Allergic rhinitis is a highly common disease prevalent worldwide. The symptoms include rhinorrhea, itchy eyes and swelling. It is driven by Immunoglobulin E and a type 2 T cell response resulting in inflammation in the upper airways. Allergic rhinitis is often under diagnosed and has no cure, only treatments with varying efficiency. The role of the peripheral nervous system has classically not been thought of as part of the immune system. Recent studies have however, been successful in demonstrating its involvement. One of its most studied mediators, substance P (SP), seems to have a role in priming the innate immune system for incoming dangers. SP and Toll-like Receptors (TLRs) have been shown to regulate one another’s expression in healthy individuals. This project aimed to compare this cross-talk in healthy and allergic subjects. Analysis was made for additional receptors CD10, NK1R and VIPR2 and will also involve the cytokine interleukin 6 (IL-6) which is an important pro-inflammatory cytokine expressed following TLR ligand binding. Healthy and allergic individuals volunteered to leave nasal epithelial cells for culturing. These samples were stimulated with either SP or with R837, the synthetic ligand for TLR7. The project included three major methods; Enzyme-linked immunosorbent assay (ELISA), Realtime quantitative PCR and fluorescent activated cell sorting (FACS).
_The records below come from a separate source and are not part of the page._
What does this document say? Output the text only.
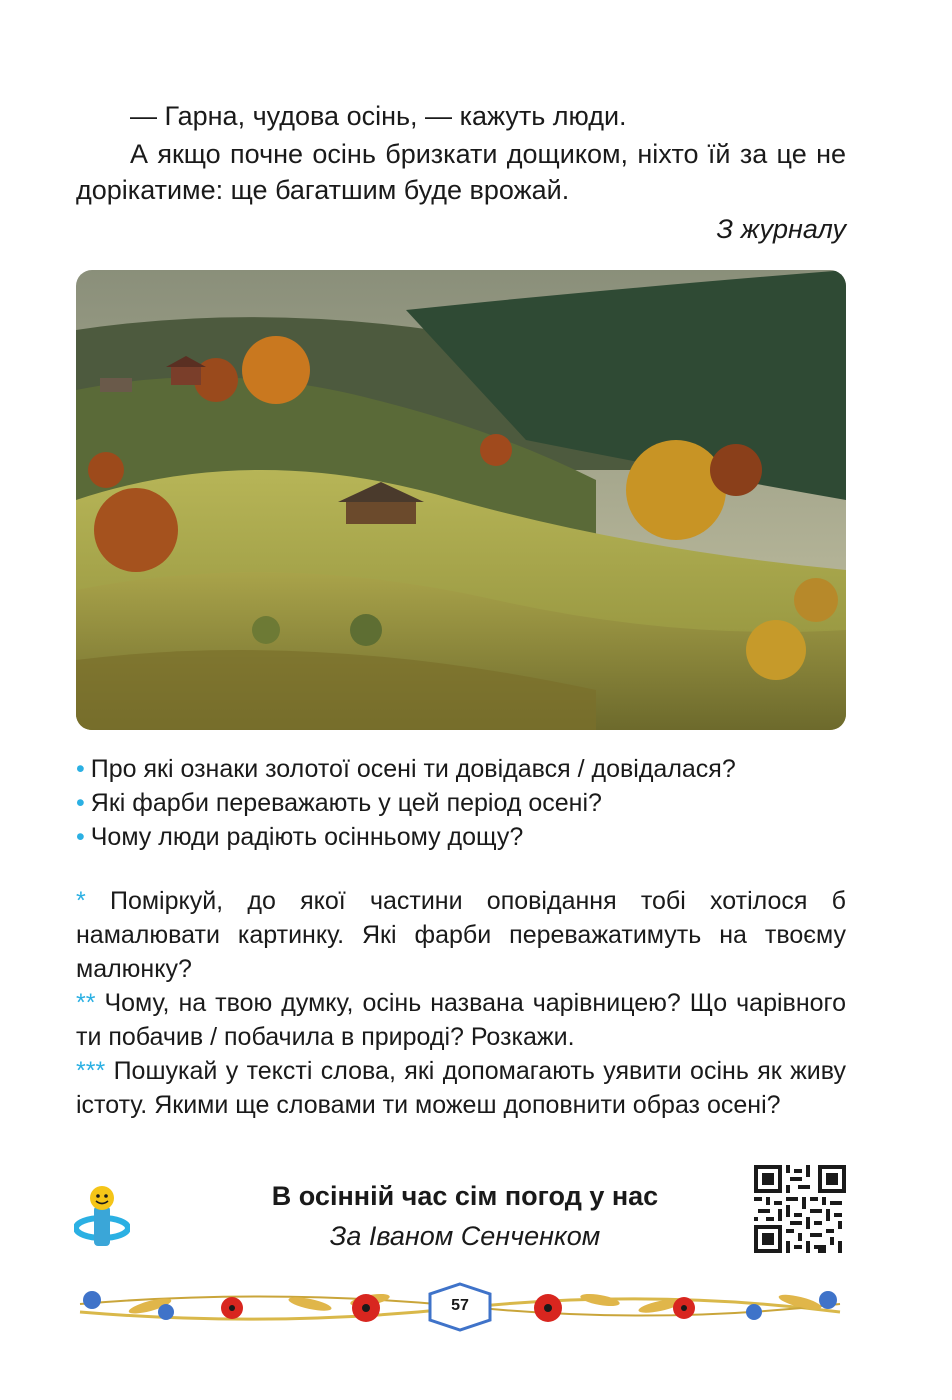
— Гарна, чудова осінь, — кажуть люди.

А якщо почне осінь бризкати дощиком, ніхто їй за це не дорікатиме: ще багатшим буде врожай.

З журналу
• Про які ознаки золотої осені ти довідався / довідалася?
• Які фарби переважають у цей період осені?
• Чому люди радіють осінньому дощу?

* Поміркуй, до якої частини оповідання тобі хотілося б намалювати картинку. Які фарби переважатимуть на твоєму малюнку?

** Чому, на твою думку, осінь названа чарівницею? Що чарівного ти побачив / побачила в природі? Розкажи.

*** Пошукай у тексті слова, які допомагають уявити осінь як живу істоту. Якими ще словами ти можеш доповнити образ осені?

В осінній час сім погод у нас
За Іваном Сенченком
57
Stimulation with R837 did not give any significant differences in the transcription of genes coding for SP, tac1, and its receptor of choice, tacr1, between 7 healthy and 9 allergic subjects. Real-time qPCR for genes tlr4 and tlr9 showed that transcription of tlr4 was significantly elevated in allergic subjects and that the same was true for transcription of tlr9 but in healthy individuals, following SP exposure. Competitive-ELISA for SP proved that allergic individuals have a slower response to R837 stimulation, secreting significantly less of SP after 15 minutes compared to healthy individuals. The FACS results were hard to interpret and are unusable due to heavily split cells and persistent infections that resulted in a too small patient group for the allergic subjects (n=1). Future projects could include more patients for FACS, more extensive analysis for CD10, incorporating it in the qPCR analysis and to perform an ELISA measuring the antiinflammatory neuropeptide Vasoactive Intestinal Peptide (VIP) as it has antagonistic properties towards SP.